Then in 1896 came Röntgen’s great discovery that the rays from a Crookes’ tube, after traversing the glass, could pierce opaque matter. He covered the tube with thick cardboard, but found that it would still cast the shadows of books, cards, wood, metals, the human hand, &c., on to a photographic plate even at the distance of some feet. The rays would also pass through the wood, metal, or bones in course of time; but certain bodies, notably metals, offered a much greater resistance than others, such as wood, leather, and paper. Professor Röntgen crowned his efforts by showing that a skeleton could be “shadow-graphed” while its owner was still alive.

Naturally everybody wished to know not only what the rays could do, but what they were. Röntgen, not being able to identify them with any known rays, took refuge in the algebraical symbol of the unknown quantity and dubbed them X-rays. He discovered this much, however, that they were invisible to the eye under ordinary conditions; that they travelled in straight lines only, passing through a prism, water, or other refracting bodies without turning aside from their path; and that a magnet exerted no power over them. This last fact was sufficient of itself to prevent their confusion with the radiant matter “cathode rays” of the tube.

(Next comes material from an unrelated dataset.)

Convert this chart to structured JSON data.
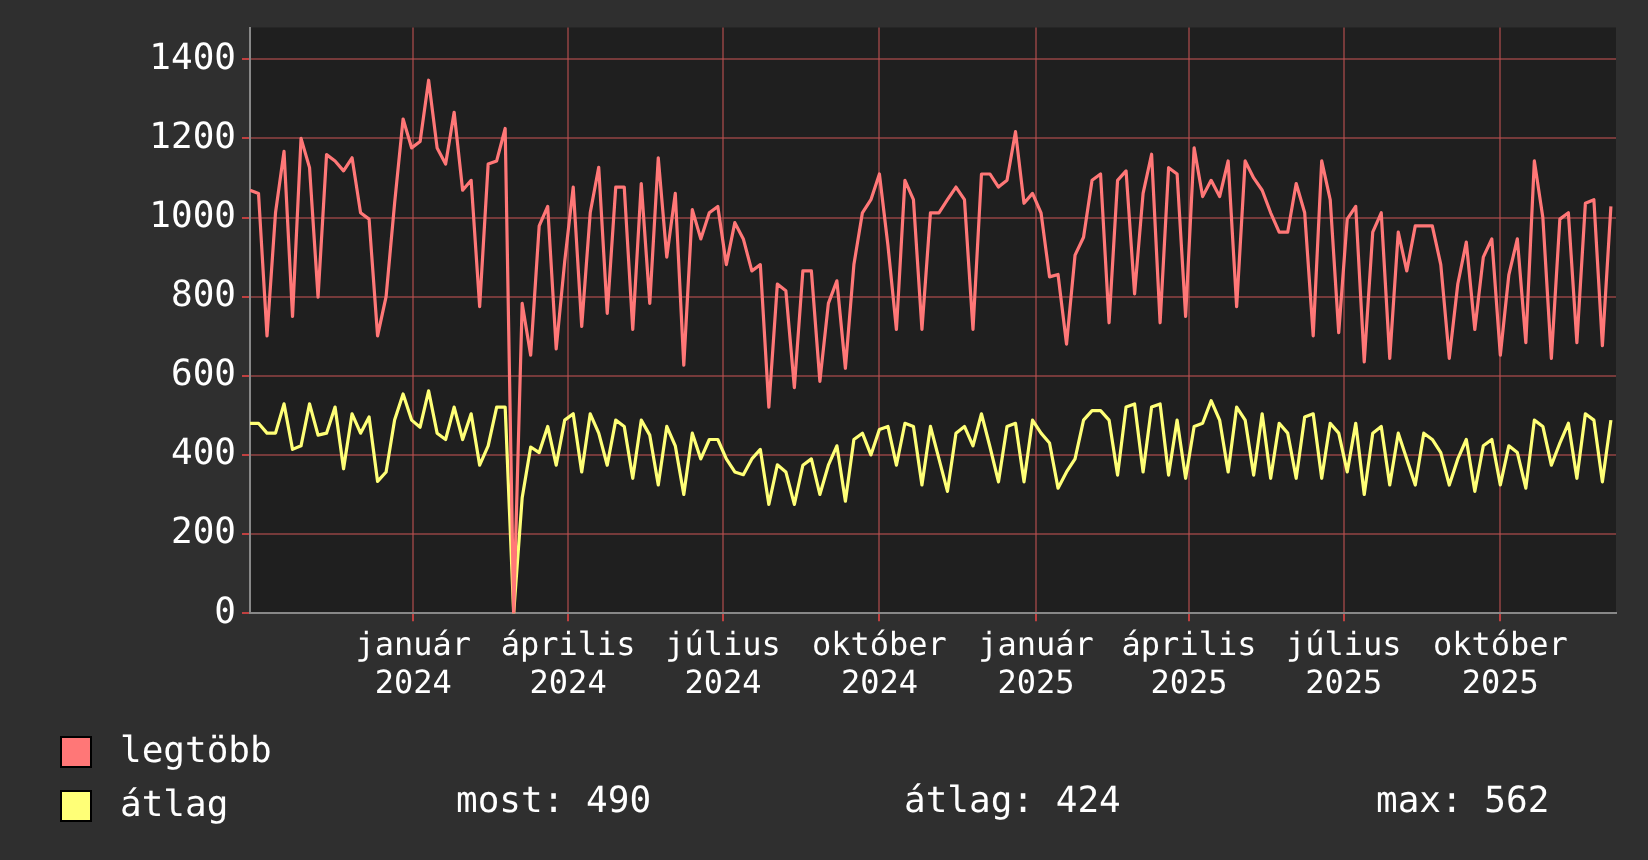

Röntgen thought, nevertheless, that they might be the cathode rays transmuted in some manner by their passage through the glass, so as to resemble in their motion sound-waves, i.e. moving straight forward and not swaying from side to side in a series of zig-zags. The existence of such ether waves had for some time before been suspected by Lord Kelvin.

Other authorities have other theories. We may mention the view that X represents the ultra-violet rays of the spectrum, caused by vibrations of such extreme rapidity as to be imperceptible to the human eye, just as sounds of extremely high pitch are inaudible to the ear. This theory is to a certain extent upheld by the behaviour of the photographic plate, which is least affected by the colours of the spectrum at the red end and most by those at the violet end. A photographer is able to use red or orange light in his dark room because his plates cannot “see” them, though he can; whereas the reverse would be the case with X-rays. This ultra-violet theory claims for X-rays a rate of ether vibration of trillions of waves per second.

An alternative theory is to relegate the rays to the gap in the scale of ether-waves between heatwaves and light-waves. But this does not explain any more satisfactorily than the other the peculiar phenomenon of non-refraction.

The apparatus employed in X-photography consists of a Crookes’ tube of a special type, a powerful shocking or induction coil, a fluorescent screen and photographic plates and appliances for developing, &c., besides a supply of high-pressure electricity derived from the main, a small dynamo or batteries.

A Crookes’ tube is four to five inches in diameter, globular in its middle portion, but tapering away towards each end. Through one extremity is led a platinum wire, terminating in a saucer-shaped platinum plate an inch or so across. At the focus of this, the negative terminal, is fixed a platinum plate at an angle to the path of the rays so as to deflect them through the side of the tube. The positive terminal penetrates the glass at one side. The tube contains, as we have seen, a very tiny residue of air. If this were entirely exhausted the action of the tube would cease; so that some tubes are so arranged that when rarefaction becomes too high the passage of an electrical current through small bars of chemicals, whose ends project through the sides of the tube, liberates gas from the bars in sufficient quantity to render the tube active again.

When the Ruhmkorff induction coil is joined to the electric circuit a series of violent discharges of great rapidity occur between the tube terminals, resembling in their power the discharge of a Leyden jar, though for want of a dense atmosphere the brilliant spark has been replaced by a glow and brush-light in the tube. The coil is of large dimensions, capable of passing a spark across an air-gap of ten to twelve inches. It will perhaps increase the reader’s respect for X-rays to learn that a coil of proper size contains upwards of thirteen miles of wire; though indeed this quantity is nothing in comparison with the 150 miles wound on the huge inductorium formerly exhibited at the London Polytechnic.

If we were invited to an X-ray demonstration we should find the operator and his apparatus in a darkened room. He turns on the current and the darkness is broken by a velvety glow surrounding the negative terminal, which gradually extends until the whole tube becomes clothed in a green phosphorescence. A sharply-defined line athwart the tube separates the shadowed part behind the receiving plate at the negative focus—now intensely hot—from that on which the reflected rays fall directly.